Hetherington, a British photojournalist for Vanity Fair, was best known for his full-length documentaries, according to Reporters Without Borders. He helped make the films Liberia: an Uncivil War (2004) and The Devil Came of Horseback (2007). Another film he worked on, Restrepo, was nominated for an Ocsar in 2010 and won the Grand Jury Prize for best documentary at the Sundance Film Festival. He had also won international prizes for his images of U.S. soldiers in Afghanistan.
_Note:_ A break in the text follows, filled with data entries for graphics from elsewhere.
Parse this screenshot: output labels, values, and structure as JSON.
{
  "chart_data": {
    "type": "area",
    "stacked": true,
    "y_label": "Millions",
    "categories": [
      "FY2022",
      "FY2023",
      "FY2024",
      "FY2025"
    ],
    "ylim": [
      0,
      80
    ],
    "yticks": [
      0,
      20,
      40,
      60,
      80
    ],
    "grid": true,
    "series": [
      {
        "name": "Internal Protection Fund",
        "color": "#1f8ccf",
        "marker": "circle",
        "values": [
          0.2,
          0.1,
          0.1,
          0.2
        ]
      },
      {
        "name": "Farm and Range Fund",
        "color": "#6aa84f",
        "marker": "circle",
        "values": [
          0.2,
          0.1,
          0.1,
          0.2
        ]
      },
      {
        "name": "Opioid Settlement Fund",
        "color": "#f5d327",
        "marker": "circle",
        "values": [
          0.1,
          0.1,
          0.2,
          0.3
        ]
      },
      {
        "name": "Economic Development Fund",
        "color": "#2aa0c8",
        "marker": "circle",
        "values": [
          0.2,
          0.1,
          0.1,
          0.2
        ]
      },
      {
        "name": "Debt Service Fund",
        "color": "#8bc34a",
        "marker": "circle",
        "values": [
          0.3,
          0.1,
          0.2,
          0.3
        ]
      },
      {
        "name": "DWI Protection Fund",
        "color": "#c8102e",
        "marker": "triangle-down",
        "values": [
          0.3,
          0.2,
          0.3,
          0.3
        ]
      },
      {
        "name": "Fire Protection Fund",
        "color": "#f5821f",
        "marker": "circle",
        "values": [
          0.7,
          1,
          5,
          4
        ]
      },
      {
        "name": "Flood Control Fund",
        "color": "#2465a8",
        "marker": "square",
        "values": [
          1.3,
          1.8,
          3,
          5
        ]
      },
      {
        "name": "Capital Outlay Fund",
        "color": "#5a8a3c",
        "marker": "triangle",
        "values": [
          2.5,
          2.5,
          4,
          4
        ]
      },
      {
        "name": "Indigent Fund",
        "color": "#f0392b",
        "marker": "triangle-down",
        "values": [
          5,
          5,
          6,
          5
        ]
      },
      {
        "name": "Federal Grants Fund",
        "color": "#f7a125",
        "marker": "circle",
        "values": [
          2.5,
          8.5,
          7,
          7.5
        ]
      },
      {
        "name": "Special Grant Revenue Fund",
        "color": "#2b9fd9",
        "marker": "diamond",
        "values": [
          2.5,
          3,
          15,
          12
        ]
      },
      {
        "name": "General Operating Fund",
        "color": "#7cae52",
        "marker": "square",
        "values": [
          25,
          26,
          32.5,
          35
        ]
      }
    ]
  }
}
Dino Mahtani, a guest blogger for the Committee to Protect Journalists and friend of Hetherinton’s, wrote that “everybody who knows Tim will tell you this. He was a rare creature of genuine intellect, curiosity, and dedication to his subject material … He constantly struggled to peel back the layers of information to gain new understanding and a fresh way of approaching the story with his lens.”
Hondros was a U.S. photojournalist for Getty Images and died a few hours later from head injuries, according to Reporters Without Borders. Hondros “had covered most of the leading conflicts since the 1900s including Kosovo, Sierra Leone, Lebanon, Afghanistan, Kashmir, West Bank, Iraq and Liberia,” Reporters Without Borders said. He had also won many international photojournalism prizes.
CPJ reported that Hondros “captured humanity at its worst and its best, in times of war and despair and at moments of kindness and hope.”
Two other journalists being held by Libyan authorities are in good health, CPJ reported Anton Hammerl, a South African freelance photographer who disappeared in early April, has now appeared in government custody. American freelancer Clare Morgana Gillis, who has been detained since April 5, was allowed to call home, telling her parents she is well.
American photographer James Foley and Spanish photographer Manuel Varela were arrested with Morgana Gillis, but their whereabouts are undetermined.